HBO has been running a mini-series ostensibly about prohibition and gangsterism, but what I've seen so far is a political boss who gets into the rum running business. That gangsters are in embryo form at this point in the story line.
There's this great scene where boss Thomson has given money and a job to a widow, whose husband he had killed, and she asks him what he wants in return. He looks at her and says, "I want you to vote Republican."
As evil and corrupt as bossism was it was based on a quid pro quo. The boss found people jobs, places to live, health care, etc. It was chump change compared to the money they got from the kick backs and bribes their guaranteed votes garnered. The secret ballot helped end most of the excesses of bossism. The New Deal's social safety net took a lot of what the bosses doled out in favors to benefit everyone. But when all was said and done the people who sold their vote to the boss got something in return. Maybe it wasn't much, but it was better than nothing.
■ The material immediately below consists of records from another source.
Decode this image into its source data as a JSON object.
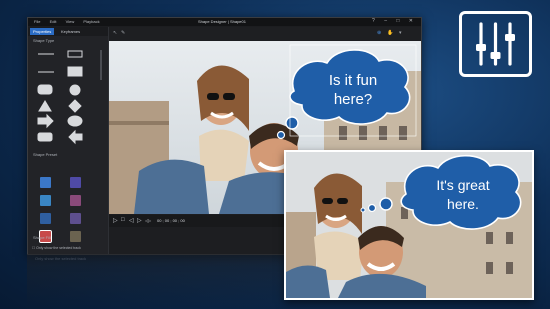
{
  "window": {
    "menu": [
      "File",
      "Edit",
      "View",
      "Playback"
    ],
    "title": "Shape Designer | Shape01",
    "controls": "? – □ ✕"
  },
  "left_panel": {
    "tabs": [
      "Properties",
      "Keyframes"
    ],
    "shape_type_label": "Shape Type",
    "shape_preset_label": "Shape Preset",
    "shape_fill_label": "Shape Fill",
    "only_selected_label": "Only show the selected track",
    "reflection_text": "Only show the selected track"
  },
  "preview": {
    "bubble_text_line1": "Is it fun",
    "bubble_text_line2": "here?"
  },
  "playback": {
    "controls": [
      "▷",
      "□",
      "◁",
      "▷",
      "◁▷",
      "▷▷"
    ],
    "timecode": "00 ; 00 ; 00 ; 00"
  },
  "result_card": {
    "bubble_text_line1": "It's great",
    "bubble_text_line2": "here."
  },
  "colors": {
    "accent": "#2b6cc4",
    "bubble_fill": "#1f5ea8",
    "background": "#0e2f57"
  },
  "icons": [
    "sliders-icon",
    "play-icon",
    "stop-icon",
    "prev-frame-icon",
    "next-frame-icon",
    "fullscreen-icon"
  ]
}
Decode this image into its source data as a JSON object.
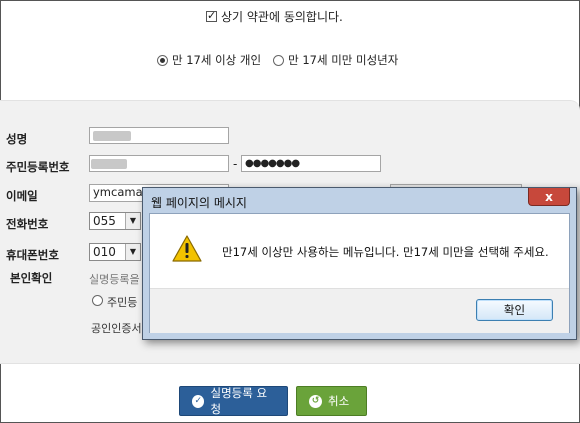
{
  "agree": {
    "checked": true,
    "label": "상기 약관에 동의합니다."
  },
  "user_type": {
    "options": [
      {
        "label": "만 17세 이상 개인",
        "selected": true
      },
      {
        "label": "만 17세 미만 미성년자",
        "selected": false
      }
    ]
  },
  "form": {
    "name_label": "성명",
    "rrn_label": "주민등록번호",
    "rrn_separator": "-",
    "rrn_back_value": "●●●●●●●",
    "email_label": "이메일",
    "email_value": "ymcamar",
    "phone_label": "전화번호",
    "phone_area": "055",
    "mobile_label": "휴대폰번호",
    "mobile_prefix": "010",
    "verify_label": "본인확인",
    "verify_text": "실명등록을 무",
    "verify_option": "주민등",
    "cert_text": "공인인증서"
  },
  "buttons": {
    "submit_label": "실명등록 요청",
    "cancel_label": "취소"
  },
  "dialog": {
    "title": "웹 페이지의 메시지",
    "close_label": "x",
    "message": "만17세 이상만 사용하는 메뉴입니다. 만17세 미만을 선택해 주세요.",
    "ok_label": "확인"
  },
  "colors": {
    "submit_button": "#2c5f99",
    "cancel_button": "#6aa33a",
    "dialog_frame": "#bfd1e6",
    "close_button": "#c7483b",
    "warning_icon": "#f2c200"
  }
}
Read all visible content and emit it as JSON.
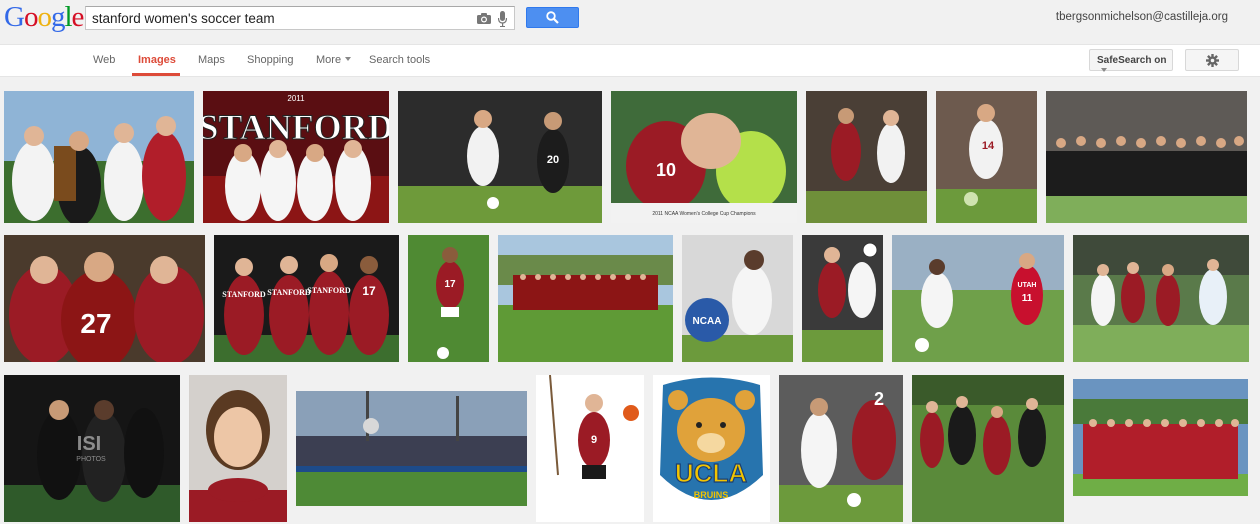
{
  "header": {
    "logo_letters": [
      "G",
      "o",
      "o",
      "g",
      "l",
      "e"
    ],
    "search_query": "stanford women's soccer team",
    "account_email": "tbergsonmichelson@castilleja.org"
  },
  "tabs": [
    {
      "label": "Web"
    },
    {
      "label": "Images",
      "active": true
    },
    {
      "label": "Maps"
    },
    {
      "label": "Shopping"
    },
    {
      "label": "More"
    },
    {
      "label": "Search tools"
    }
  ],
  "toolbar": {
    "safesearch_label": "SafeSearch on",
    "settings_icon": "gear-icon"
  },
  "colors": {
    "accent_red": "#dd4b39",
    "search_blue": "#4d8ff1",
    "stanford_cardinal": "#8c1515",
    "ucla_blue": "#2774ae",
    "ucla_gold": "#f2a900"
  },
  "thumbnails": [
    {
      "name": "thumb-trophy-celebration",
      "text": []
    },
    {
      "name": "thumb-stanford-team-poster",
      "text": [
        "STANFORD",
        "2011"
      ]
    },
    {
      "name": "thumb-match-action-1",
      "text": [
        "20"
      ]
    },
    {
      "name": "thumb-tv-celebration",
      "text": [
        "10",
        "2011 NCAA Women's College Cup Champions"
      ]
    },
    {
      "name": "thumb-player-running",
      "text": []
    },
    {
      "name": "thumb-player-kicking-14",
      "text": [
        "14"
      ]
    },
    {
      "name": "thumb-team-with-trophy",
      "text": []
    },
    {
      "name": "thumb-team-hug-27",
      "text": [
        "27"
      ]
    },
    {
      "name": "thumb-four-players-jerseys",
      "text": [
        "STANFORD",
        "STANFORD",
        "STANFORD",
        "17"
      ]
    },
    {
      "name": "thumb-player-17-dribbling",
      "text": [
        "17"
      ]
    },
    {
      "name": "thumb-team-photo-field",
      "text": []
    },
    {
      "name": "thumb-ncaa-hug",
      "text": [
        "NCAA"
      ]
    },
    {
      "name": "thumb-player-heading",
      "text": []
    },
    {
      "name": "thumb-stanford-vs-utah",
      "text": [
        "UTAH",
        "11"
      ]
    },
    {
      "name": "thumb-match-action-group",
      "text": []
    },
    {
      "name": "thumb-night-celebration",
      "text": [
        "ISI",
        "PHOTOS"
      ]
    },
    {
      "name": "thumb-player-portrait",
      "text": []
    },
    {
      "name": "thumb-stadium-view",
      "text": []
    },
    {
      "name": "thumb-lacrosse-player-9",
      "text": [
        "9"
      ]
    },
    {
      "name": "thumb-ucla-bruins-logo",
      "text": [
        "UCLA",
        "BRUINS"
      ]
    },
    {
      "name": "thumb-goal-action",
      "text": [
        "2"
      ]
    },
    {
      "name": "thumb-players-scramble",
      "text": []
    },
    {
      "name": "thumb-team-photo-red",
      "text": []
    }
  ]
}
Today bosses don't have to help the people. They deceive them by advertising. They don't have to mingle with the little people, buy up all the media outlets, get your message out and make a fortune in campaign spending from both sides at the same time.
As horrible as it was for the Supremes to open the cash drawers of corporations on political spending, the real democratic disaster was when the FCC dropped restrictions on who could own more than a small percentage of radio and TV stations. We no longer have local Boss Thompsons. King Rupert Murdock rules America, lock stock and entertainment.